President Obama and first lady Michelle Obama are trying to make their daughters' experience in the White House as educational and broadening as possible, taking them along on trips this summer with expressly didactic intentions.

"I want to teach them that Italy isn't just pizza," Michelle remarked in Rome in July during an official visit in which she and the girls toured the Eternal City's ancient sites, such as the Pantheon, the Colisseum and the Vatican's St. Peter's Basilica.

At the same time, the Obamas expect or even demand that the news media spotlight be turned away from the girls skipping alongside them. When the family arrived on Martha's Vineyard on Sunday, the Obamas beseeched the accompanying press corps to stay away from the girls. Given their undeniable appeal and the keen public appetite for news about them, persuading the media to pay little or no attention isn't a slam dunk.

"If the Obamas pull it off, they'll be among the first (of presidential families) to achieve it," says Bonnie Angelo, author of First Families: The Impact of the White House on Their Lives.

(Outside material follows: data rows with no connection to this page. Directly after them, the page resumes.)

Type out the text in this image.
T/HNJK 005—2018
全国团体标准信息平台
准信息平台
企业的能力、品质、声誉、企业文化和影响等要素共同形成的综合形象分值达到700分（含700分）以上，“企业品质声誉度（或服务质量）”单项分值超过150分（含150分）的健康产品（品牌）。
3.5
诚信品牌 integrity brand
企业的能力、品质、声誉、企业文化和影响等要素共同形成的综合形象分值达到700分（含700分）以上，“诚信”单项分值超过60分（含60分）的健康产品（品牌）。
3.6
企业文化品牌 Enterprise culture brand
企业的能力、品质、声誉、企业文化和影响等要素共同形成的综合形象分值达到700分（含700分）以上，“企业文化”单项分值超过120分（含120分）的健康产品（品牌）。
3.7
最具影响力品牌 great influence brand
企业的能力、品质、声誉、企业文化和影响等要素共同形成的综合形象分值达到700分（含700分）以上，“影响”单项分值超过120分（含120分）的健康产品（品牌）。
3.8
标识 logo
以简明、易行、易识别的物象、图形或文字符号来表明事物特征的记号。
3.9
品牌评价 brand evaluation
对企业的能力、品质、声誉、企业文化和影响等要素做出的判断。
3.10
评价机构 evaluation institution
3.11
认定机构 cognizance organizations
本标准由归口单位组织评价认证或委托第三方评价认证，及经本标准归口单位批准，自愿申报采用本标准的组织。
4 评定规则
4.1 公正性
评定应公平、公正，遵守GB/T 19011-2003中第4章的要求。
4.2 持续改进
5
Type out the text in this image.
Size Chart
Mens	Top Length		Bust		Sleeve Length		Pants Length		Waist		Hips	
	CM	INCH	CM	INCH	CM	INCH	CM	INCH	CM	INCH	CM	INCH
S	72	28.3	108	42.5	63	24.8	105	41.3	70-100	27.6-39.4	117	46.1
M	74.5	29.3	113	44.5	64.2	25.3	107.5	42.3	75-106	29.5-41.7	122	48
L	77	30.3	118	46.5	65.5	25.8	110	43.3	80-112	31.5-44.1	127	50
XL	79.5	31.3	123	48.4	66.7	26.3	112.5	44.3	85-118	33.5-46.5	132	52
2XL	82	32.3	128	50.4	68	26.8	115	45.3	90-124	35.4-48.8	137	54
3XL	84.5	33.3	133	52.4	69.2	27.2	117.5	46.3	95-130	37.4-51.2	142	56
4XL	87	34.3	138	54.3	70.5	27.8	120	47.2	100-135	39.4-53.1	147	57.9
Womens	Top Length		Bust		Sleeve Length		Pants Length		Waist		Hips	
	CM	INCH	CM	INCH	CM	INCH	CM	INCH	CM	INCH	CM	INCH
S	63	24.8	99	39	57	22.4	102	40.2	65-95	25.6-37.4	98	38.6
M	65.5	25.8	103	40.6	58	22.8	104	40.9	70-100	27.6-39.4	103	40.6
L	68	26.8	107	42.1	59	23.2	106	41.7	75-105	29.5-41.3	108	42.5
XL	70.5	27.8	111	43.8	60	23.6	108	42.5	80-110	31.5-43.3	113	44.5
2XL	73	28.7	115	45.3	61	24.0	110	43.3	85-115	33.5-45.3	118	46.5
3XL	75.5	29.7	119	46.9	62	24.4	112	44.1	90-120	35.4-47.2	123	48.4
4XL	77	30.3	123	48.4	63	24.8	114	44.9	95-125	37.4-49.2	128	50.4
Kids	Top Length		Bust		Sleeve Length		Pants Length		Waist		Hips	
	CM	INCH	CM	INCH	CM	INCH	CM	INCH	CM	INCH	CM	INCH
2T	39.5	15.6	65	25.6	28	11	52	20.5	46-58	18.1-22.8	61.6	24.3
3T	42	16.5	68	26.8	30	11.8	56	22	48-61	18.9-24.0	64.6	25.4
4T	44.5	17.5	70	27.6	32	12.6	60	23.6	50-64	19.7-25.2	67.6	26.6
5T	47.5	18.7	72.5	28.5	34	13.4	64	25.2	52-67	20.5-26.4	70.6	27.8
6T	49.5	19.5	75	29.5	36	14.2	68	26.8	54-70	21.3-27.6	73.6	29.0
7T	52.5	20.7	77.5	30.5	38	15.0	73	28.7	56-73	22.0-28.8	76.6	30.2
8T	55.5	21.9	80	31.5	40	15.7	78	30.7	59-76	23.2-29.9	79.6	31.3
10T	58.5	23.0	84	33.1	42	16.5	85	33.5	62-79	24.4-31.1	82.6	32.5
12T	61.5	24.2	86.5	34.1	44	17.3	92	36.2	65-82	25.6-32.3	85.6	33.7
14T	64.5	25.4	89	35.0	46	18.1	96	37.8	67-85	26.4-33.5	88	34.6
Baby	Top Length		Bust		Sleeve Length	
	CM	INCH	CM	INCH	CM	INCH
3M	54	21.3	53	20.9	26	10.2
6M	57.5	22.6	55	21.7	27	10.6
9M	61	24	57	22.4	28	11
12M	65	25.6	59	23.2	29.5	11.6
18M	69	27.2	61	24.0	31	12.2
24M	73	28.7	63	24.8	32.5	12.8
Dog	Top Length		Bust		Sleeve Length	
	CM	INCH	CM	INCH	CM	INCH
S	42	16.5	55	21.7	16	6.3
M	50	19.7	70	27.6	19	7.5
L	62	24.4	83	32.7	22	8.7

Big changes since Carter's kids

Indeed, says Anita McBride, who was former first lady Laura Bush's chief of staff, striking the right balance is tricky, for both the first family and the media. There's really no precedent for the Obamas, she says, because the media landscape has so dramatically changed since the last time there were children in the White House, during the Carter administration in the late 1970s and the Kennedy administration in the early 1960s.

By the 1990s, in the age of 24/7 cable news but before the rise of the Internet, the Clintons had become ferociously protective in shielding daughter Chelsea, who was 13 when she entered the White House and soon learned to protect herself with a talk-to-the-hand attitude toward the media that continues to this day.